Das ruft die Umweltverbände auf den Plan: Eine alternative Koalition fordert Forschungsgelder zu Gunsten erneuerbarer einheimischer Energie aus Holz, Sonne, Umgebungswärme, Biogas und Geothermik. Man solle der Nachwelt ausreichend natürliche Rohstoffe belassen und die Umwelt nicht mit Abfällen belasten, lautet das Credo. Vertreter der Energiewirtschaft konstatieren dagegen, es sei nicht Aufgabe des Staates, den Rohstoffverbrauch einzuschränken – und eine Energiesteuer lehnen sie strikte ab: Höhere Energiepreise würden der Wirtschaft schaden.
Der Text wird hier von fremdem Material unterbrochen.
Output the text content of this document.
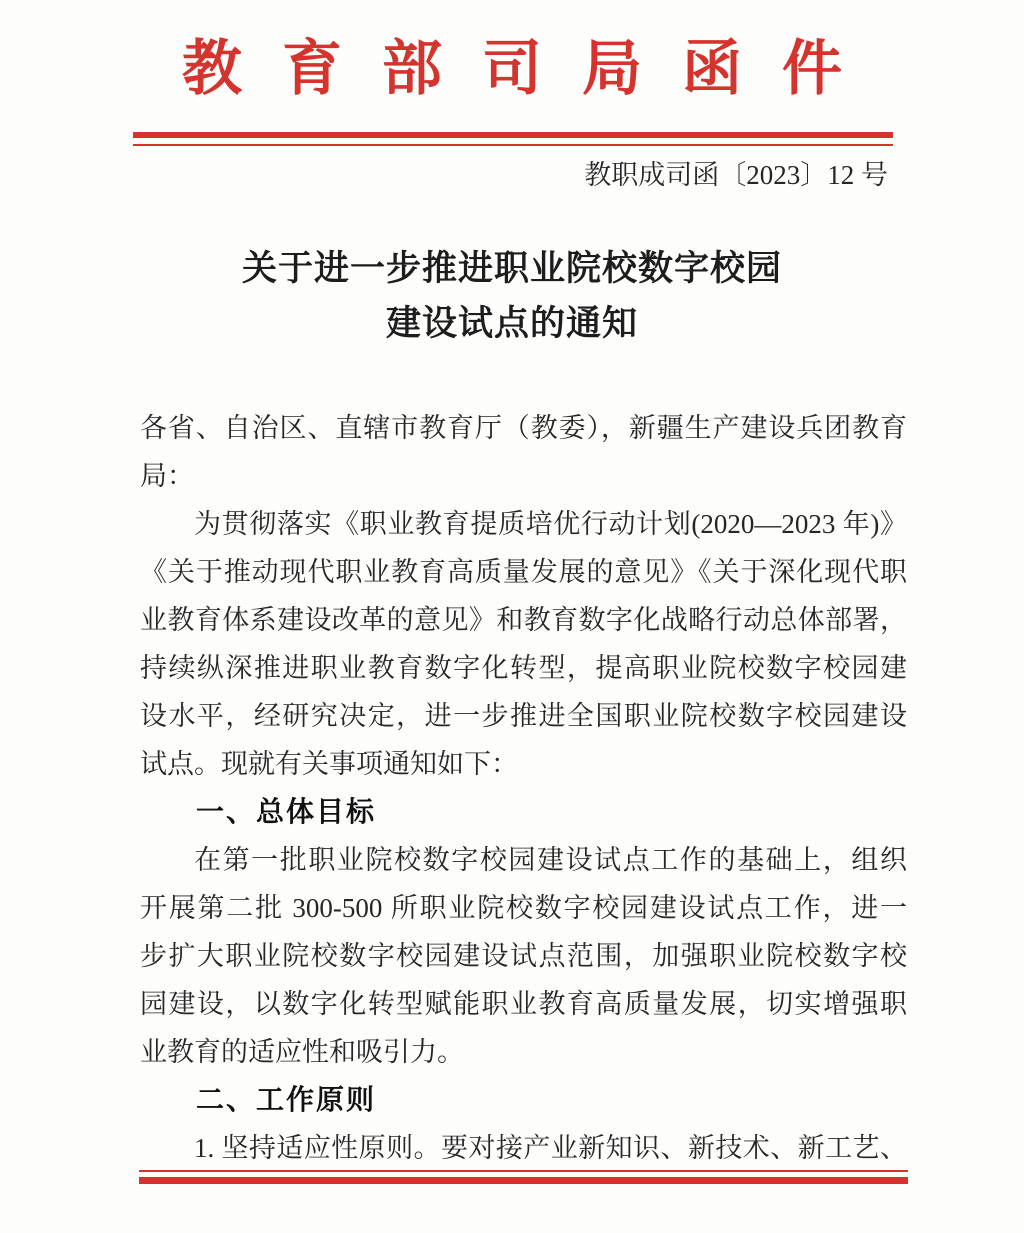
教育部司局函件
教职成司函〔2023〕12 号
关于进一步推进职业院校数字校园
建设试点的通知
各省、自治区、直辖市教育厅（教委），新疆生产建设兵团教育
局：
为贯彻落实《职业教育提质培优行动计划(2020—2023 年)》
《关于推动现代职业教育高质量发展的意见》《关于深化现代职
业教育体系建设改革的意见》和教育数字化战略行动总体部署，
持续纵深推进职业教育数字化转型，提高职业院校数字校园建
设水平，经研究决定，进一步推进全国职业院校数字校园建设
试点。现就有关事项通知如下：
一、总体目标
在第一批职业院校数字校园建设试点工作的基础上，组织
开展第二批 300-500 所职业院校数字校园建设试点工作，进一
步扩大职业院校数字校园建设试点范围，加强职业院校数字校
园建设，以数字化转型赋能职业教育高质量发展，切实增强职
业教育的适应性和吸引力。
二、工作原则
1. 坚持适应性原则。要对接产业新知识、新技术、新工艺、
Die alternative Seite attestiert einer Besteuerung aber gerade eine innovationsfördernde Wirkung. Doch die Energiesteuer setzt sich nicht durch. «Kein Geld, keine griffige Förderung der Alternativ-Energien», folgert Marco Majoleth.
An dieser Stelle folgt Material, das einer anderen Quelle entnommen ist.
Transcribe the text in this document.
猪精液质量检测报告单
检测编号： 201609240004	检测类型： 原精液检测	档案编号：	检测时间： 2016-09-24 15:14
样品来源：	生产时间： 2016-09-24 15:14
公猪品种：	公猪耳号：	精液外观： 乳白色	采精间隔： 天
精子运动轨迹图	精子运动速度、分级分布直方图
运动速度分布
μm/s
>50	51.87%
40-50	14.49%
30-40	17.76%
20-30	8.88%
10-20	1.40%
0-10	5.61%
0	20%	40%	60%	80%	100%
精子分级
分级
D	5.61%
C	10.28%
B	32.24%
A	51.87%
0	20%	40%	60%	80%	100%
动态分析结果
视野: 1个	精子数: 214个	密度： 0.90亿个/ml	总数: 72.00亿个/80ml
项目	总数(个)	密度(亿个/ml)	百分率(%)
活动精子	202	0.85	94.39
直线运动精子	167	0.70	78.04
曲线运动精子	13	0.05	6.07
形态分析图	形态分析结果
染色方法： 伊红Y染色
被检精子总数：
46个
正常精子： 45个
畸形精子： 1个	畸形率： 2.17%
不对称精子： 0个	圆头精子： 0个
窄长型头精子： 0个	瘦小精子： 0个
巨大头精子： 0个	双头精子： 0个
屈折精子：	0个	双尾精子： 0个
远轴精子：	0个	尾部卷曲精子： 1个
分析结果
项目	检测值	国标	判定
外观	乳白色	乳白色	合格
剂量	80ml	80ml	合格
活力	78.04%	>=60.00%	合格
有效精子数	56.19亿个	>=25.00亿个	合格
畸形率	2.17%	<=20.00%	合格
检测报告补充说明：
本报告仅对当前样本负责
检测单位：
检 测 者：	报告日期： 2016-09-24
Neuer Weg nach Tschernobyl?
Dann kommt Tschernobyl: Die Reaktorkatastrophe im Jahr 1986 beeinflusst die schweizerische Energiepolitik nachhaltig. Der Bundesrat lässt ein Energiekonzept auf die Beine stellen, das auch einen Ausstieg aus der Atomkernenergie berücksichtigen muss. Der längst entworfene Energieartikel findet 1990 Stände- und Volksmehr und dient als Grundlage für die Förderung der erneuerbaren Energien. Allerdings werden die Vorhaben oftmals redimensioniert, die grossen Worte zurückgenommen. Denn die Schweiz steckt in der Rezession, und in Einzelfällen werden Alternativ-Energie-Projekte von Ständen und Volk sogar fallen gelassen. «Für die betroffenen Branchen ein unberechenbarer Zustand», fasst Majoleth zusammen. Nach wie vor wird auf die Nuklearenergie gesetzt: Die Ausgaben für die Forschung in der Atomkernenergie belaufen sich von 1974 bis 2000 auf 1’908 Millionen Franken. Der Photovoltaik stehen im selben Zeitraum 237 Millionen Franken zur Verfügung.
Nachbarländer sind «grüner»
Umwelthistoriker Marco Majoleth schaut in seiner Studie auch über die Landesgrenze hinaus und stellt fest: «Aufgrund der geringeren Mitwirkungsmöglichkeiten in der Politik, fiel es den Nachbarländern leichter, Förderprogramme für erneuerbare Energien durchzusetzen.» Deutschland zum Beispiel vergütet seit fast zehn Jahren die Nutzung erneuerbarer Technologien kostendeckend zurück. In der Schweiz wurde die kostendeckende Einspeisevergütung (KEV) erst vor knapp einem Jahr eingeführt. Von den jährlich 320 Millionen Franken für Wasserkraft, Wind- und Sonnenenergie, Biomasse und Geothermie stehen der Photovoltaik – der teuersten Technologie – bislang lediglich 16 Millionen Franken zur Verfügung. Weiter sind die Kontingente für Photovoltaik-Projekte schlank gehalten: Die Schweizerinnen und Schweizer bauen 25 Mal weniger Solaranlagen als die Deutschen.
Die Schweizer Demokratie verlangsamt
Ein zähes Vorwärtsgehen, für welches das schweizerische politische System mitverantwortlich sei: Das sagte Urs Wolfer, langjähriger Bereichsleiter für Solarenergie beim Bundesamt für Energie vor einem Jahr in der Zeitschrift «Erneuerbare Energien». Gemäss EU-Studien sei die Mehrheit der Bevölkerung nicht bereit, für erneuerbare Energien mehr zu bezahlen. «Mit unseren demokratischen Einflussmöglichkeiten können Bundesrat und Parlament nur so weit gehen, wie die Mehrheit der Bevölkerung dies mitträgt.» Sonst drohe das Referendum, zitiert Majoleth den Solarexperten.
Und doch: «Alle wissen eigentlich, dass die konventionelle Energie zu billig ist», sagt Marco Majoleth. Doch dann auch wirklich nach Wissen und Gewissen zu handeln, verlange halt noch einen weiteren Schritt. Und im Jahr 2000, mit welchem Majoleths Recherche endet, waren die Schweizerinnen und Schweizer eben noch nicht soweit: Sie verwarfen die «Solarrappen»-Initiative hochkant mit 67 Prozent.